We investigate machine learning (ML) techniques for predicting the number of
galaxies (N_gal) that occupy a halo, given the halo's properties. These types
of mappings are crucial for constructing the mock galaxy catalogs necessary for
analyses of large-scale structure. The ML techniques proposed here distinguish
themselves from traditional halo occupation distribution (HOD) modeling as they
do not assume a prescribed relationship between halo properties and N_gal. In
addition, our ML approaches are only dependent on parent halo properties (like
HOD methods), which are advantageous over subhalo-based approaches as
identifying subhalos correctly is difficult. We test 2 algorithms: support
vector machines (SVM) and k-nearest-neighbour (kNN) regression.
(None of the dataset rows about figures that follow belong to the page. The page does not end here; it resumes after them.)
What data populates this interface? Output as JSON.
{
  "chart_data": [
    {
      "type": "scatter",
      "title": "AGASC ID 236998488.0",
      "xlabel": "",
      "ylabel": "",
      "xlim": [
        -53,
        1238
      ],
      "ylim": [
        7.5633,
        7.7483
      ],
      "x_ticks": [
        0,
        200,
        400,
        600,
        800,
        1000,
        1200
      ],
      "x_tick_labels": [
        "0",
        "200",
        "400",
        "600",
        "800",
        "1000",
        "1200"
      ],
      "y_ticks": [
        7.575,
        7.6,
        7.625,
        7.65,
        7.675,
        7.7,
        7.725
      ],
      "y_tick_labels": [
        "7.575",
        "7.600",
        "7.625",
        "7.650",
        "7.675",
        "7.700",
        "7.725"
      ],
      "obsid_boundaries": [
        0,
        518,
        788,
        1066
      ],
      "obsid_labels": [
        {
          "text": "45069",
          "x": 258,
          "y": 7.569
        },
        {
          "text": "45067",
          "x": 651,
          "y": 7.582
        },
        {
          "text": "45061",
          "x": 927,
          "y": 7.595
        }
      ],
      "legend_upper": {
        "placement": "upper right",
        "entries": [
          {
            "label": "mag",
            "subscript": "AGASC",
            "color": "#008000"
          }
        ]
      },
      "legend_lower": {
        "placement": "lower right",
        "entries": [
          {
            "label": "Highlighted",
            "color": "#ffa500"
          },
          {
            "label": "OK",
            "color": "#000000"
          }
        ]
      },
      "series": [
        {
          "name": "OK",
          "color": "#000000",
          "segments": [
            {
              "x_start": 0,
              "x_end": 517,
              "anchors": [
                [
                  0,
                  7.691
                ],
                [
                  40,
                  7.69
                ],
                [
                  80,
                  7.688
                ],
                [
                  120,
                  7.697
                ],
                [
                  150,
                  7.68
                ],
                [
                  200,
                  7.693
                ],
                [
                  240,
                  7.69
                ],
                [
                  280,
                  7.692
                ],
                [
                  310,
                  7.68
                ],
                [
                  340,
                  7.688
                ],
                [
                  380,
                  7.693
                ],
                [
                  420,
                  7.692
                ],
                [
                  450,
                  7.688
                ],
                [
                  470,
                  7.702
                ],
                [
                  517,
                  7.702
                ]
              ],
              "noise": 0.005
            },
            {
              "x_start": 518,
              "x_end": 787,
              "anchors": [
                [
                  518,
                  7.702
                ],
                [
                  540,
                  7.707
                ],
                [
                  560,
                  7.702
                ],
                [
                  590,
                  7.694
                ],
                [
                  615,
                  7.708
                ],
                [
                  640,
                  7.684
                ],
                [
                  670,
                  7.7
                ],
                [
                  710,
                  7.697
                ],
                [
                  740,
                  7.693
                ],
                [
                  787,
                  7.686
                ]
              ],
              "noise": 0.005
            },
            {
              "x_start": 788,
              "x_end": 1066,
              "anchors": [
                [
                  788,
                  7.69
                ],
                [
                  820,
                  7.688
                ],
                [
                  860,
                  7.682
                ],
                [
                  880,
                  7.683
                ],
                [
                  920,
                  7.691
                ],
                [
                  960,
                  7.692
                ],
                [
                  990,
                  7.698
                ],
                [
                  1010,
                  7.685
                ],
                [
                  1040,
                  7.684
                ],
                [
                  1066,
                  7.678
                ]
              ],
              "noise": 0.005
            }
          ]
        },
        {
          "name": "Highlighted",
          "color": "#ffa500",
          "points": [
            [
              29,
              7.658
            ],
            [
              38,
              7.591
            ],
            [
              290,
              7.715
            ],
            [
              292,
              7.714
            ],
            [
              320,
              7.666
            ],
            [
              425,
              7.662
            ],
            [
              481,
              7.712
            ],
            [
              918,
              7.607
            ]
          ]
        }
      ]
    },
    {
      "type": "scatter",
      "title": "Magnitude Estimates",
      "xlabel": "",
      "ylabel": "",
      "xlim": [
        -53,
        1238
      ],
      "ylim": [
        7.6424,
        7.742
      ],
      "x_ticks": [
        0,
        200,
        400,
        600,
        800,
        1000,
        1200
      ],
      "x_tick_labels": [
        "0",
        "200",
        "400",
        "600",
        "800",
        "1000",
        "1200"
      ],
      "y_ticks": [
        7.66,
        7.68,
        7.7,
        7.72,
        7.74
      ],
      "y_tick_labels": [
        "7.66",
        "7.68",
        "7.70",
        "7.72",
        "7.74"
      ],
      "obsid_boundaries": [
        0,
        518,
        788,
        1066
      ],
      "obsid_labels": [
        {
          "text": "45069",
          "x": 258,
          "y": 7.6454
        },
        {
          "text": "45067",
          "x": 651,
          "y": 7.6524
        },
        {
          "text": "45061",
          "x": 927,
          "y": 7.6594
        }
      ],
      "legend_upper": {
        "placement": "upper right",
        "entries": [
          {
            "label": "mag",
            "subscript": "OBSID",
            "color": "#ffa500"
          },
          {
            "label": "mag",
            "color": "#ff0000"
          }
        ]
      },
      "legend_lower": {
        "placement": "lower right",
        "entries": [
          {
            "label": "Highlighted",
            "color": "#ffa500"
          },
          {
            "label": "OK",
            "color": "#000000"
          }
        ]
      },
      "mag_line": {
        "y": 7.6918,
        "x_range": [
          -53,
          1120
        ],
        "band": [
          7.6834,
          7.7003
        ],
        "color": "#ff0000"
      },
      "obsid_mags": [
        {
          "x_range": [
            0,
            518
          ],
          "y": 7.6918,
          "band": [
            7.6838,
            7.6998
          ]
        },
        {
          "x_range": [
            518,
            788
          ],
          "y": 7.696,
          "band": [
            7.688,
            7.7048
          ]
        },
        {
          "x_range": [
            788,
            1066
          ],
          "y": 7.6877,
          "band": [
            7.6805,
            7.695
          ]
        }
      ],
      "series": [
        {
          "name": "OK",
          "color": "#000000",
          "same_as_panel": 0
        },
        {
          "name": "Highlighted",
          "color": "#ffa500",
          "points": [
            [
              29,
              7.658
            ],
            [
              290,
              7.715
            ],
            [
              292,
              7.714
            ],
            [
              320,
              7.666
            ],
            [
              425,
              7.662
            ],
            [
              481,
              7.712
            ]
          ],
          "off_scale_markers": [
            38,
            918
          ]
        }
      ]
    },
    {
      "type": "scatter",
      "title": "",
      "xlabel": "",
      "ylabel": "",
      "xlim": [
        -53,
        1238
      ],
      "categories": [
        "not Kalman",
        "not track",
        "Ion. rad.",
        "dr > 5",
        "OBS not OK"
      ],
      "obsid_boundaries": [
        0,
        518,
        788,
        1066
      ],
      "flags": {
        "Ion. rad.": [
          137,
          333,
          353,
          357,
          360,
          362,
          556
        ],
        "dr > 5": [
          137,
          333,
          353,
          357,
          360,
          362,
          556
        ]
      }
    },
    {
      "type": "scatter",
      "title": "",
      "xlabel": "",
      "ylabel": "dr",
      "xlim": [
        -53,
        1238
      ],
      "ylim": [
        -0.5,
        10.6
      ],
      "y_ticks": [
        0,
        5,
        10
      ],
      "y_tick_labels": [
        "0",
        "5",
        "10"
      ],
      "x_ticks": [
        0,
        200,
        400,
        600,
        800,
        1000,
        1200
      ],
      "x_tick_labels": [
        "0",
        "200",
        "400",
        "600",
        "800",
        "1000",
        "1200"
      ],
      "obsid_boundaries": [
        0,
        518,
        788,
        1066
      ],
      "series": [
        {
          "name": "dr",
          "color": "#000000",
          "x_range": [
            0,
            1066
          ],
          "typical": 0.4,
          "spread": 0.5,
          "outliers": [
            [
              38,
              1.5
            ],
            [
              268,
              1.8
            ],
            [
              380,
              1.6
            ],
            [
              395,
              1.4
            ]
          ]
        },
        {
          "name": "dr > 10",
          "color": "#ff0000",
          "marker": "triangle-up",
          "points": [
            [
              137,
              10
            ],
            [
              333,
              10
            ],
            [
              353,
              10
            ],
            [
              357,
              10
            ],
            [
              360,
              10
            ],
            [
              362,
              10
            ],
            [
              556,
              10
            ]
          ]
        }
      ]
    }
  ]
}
We take
galaxies and halos from the Millennium simulation and predict N_gal by training
our algorithms on the following 6 halo properties: number of particles, M_200,
\sigma_v, v_max, half-mass radius and spin. For Millennium, our predicted N_gal
values have a mean-squared-error (MSE) of ~0.16 for both SVM and kNN. Our
predictions match the overall distribution of halos reasonably well and the
galaxy correlation function at large scales to ~5-10%. In addition, we
demonstrate a feature selection algorithm to isolate the halo parameters that
are most predictive, a useful technique for understanding the mapping between
halo properties and N_gal. Lastly, we investigate these ML-based approaches in
making mock catalogs for different galaxy subpopulations (e.g. blue, red, high
M_star, low M_star). Given its non-parametric nature as well as its powerful
predictive and feature selection capabilities, machine learning offers an
interesting alternative for creating mock catalogs.